L’hanno curata anche con il casco con l’ossigeno?
«Quando ho raggiunto lo stadio massimo di necessità di assistenza mi hanno fatto indossare il casco salvifico, è l’ultimo step indolore della terapia prima che ti intubino. Per un paio di giorni a orari alterni ho dovuto indossarlo anche io, è stato un toccasana. L’avevo visto in tv, letto suoi giornali, mi sembrava fantascienza. Ricordo lo slogan: il casco ti salva la vita. Adesso ho capito bene di che casco si tratta… Poi una mattina hanno girato indietro il letto e mi hanno riportato nella mia stanza».
Covid, Gerry Scotti: “Ho ricevuto moltissimo affetto”

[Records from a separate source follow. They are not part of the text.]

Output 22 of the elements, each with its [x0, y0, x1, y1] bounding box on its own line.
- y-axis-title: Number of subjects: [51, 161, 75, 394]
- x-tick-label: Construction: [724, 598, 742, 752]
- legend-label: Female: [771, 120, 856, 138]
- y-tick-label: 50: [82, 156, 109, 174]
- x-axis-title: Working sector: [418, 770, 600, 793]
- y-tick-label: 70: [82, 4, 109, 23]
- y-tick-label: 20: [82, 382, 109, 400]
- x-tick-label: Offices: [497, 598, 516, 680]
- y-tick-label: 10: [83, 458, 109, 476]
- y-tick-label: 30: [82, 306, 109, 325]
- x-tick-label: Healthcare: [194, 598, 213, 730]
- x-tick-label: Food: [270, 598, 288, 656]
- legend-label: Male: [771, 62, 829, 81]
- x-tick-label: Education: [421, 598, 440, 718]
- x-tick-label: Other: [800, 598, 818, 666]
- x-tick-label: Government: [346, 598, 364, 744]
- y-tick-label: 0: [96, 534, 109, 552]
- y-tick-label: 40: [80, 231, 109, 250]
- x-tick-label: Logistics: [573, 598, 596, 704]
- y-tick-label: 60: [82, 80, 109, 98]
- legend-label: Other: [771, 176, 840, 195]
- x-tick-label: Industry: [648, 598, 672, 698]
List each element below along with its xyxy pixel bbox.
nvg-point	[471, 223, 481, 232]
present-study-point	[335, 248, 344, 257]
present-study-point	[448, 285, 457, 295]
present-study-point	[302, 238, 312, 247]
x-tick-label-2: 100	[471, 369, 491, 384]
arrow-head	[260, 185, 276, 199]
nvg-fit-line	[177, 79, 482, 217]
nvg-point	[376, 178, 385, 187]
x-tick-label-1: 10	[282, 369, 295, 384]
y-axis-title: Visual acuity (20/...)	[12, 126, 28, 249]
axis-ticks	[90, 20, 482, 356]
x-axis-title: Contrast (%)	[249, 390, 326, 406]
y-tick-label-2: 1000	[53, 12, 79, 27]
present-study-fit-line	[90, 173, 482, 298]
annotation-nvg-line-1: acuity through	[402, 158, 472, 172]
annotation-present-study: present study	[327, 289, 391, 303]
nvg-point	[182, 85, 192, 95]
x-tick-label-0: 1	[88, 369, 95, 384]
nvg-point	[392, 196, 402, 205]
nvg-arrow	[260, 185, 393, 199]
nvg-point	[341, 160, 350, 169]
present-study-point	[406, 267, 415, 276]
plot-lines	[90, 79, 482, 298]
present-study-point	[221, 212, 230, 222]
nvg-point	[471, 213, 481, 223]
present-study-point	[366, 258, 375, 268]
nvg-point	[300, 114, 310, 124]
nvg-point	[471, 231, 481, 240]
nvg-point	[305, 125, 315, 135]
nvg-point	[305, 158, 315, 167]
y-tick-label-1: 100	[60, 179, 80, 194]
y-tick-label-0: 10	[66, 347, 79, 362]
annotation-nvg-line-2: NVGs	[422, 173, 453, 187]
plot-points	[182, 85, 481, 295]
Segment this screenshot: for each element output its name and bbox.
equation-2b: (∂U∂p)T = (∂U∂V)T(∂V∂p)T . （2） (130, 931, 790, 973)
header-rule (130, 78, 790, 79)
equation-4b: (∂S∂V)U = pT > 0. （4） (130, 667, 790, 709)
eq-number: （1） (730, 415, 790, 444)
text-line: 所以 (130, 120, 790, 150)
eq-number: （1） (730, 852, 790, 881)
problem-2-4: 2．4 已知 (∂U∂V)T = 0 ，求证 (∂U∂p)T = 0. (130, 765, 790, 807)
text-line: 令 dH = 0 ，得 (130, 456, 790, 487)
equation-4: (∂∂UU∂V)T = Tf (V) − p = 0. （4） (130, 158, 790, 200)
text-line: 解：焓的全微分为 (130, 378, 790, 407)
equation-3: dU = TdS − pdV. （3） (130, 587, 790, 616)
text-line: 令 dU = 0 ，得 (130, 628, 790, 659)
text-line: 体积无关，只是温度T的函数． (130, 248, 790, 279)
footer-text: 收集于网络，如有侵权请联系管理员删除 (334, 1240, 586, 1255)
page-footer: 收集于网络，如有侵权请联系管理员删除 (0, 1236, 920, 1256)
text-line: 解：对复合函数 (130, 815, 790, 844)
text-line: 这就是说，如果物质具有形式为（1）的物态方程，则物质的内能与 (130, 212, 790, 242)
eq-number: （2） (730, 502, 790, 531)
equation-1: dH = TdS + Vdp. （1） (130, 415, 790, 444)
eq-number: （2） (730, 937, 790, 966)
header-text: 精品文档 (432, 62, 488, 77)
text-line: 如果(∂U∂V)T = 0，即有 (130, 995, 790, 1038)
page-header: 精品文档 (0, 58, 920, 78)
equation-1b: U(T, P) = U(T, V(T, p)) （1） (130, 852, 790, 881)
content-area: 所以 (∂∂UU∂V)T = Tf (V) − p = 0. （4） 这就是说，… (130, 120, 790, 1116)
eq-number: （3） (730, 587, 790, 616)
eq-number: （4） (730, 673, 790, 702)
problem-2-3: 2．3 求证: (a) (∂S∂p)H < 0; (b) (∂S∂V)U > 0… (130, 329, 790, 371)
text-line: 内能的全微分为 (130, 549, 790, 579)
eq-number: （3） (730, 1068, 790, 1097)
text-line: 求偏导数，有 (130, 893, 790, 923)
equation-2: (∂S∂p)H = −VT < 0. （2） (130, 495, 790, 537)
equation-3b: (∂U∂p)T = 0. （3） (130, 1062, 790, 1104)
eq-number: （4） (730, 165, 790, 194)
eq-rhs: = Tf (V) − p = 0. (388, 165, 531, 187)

Ha ricevuto tanti messaggi di affetto.
«Ho ricevuto una forma di affetto incredibile. Innanzitutto dal pubblico. Io non sono molto social ma le cose che ho postato sono letteralmente esplose. Quindi grazie di cuore davvero a tutti. Mi ha colpito molto anche l’affetto di tutti gli addetti ai lavori. Non voglio fare torto a nessuno, cito solo Carlo Conti, perché abbiamo vissuto un’esperienza in parallelo. Io gli chiedevo: quanti litri di ossigeno? Lui mi rispondeva 4. E io invece stavo ancora a 5. E la pastiglia, te l’hanno data? Abbiamo fatto come Coppi e Bartali… Ho ricevuto una marea di amore che fa bene al corpo e all’anima».
[…] Come esce da quest’esperienza?
«Ho cambiato idea su tante cose. Mi son tolto tutte le soddisfazioni che mi potevo togliere, ho avuto una vita ricca, ma adesso ho visto quanto è sottile il filo che ci attacca alla vita, ho visto che basta un attimo. È un’esperienza che mi ha migliorato come uomo e persona, sono più forte di prima e ho ribaltato le mie priorità. Rimangono sempre dieci. Ma l’ordine è diverso. Capisci il valore delle piccole cose della vita, un giro in bicicletta, trovarsi con tuo figlio al parco, una camminata: più sono banali e stupide e più valgono, persino una partita a carte con gli amici. La verità è che devo tenermi ciò che di buono questa esperienza mi ha dato, ma anche ciò che di brutto mi ha dato».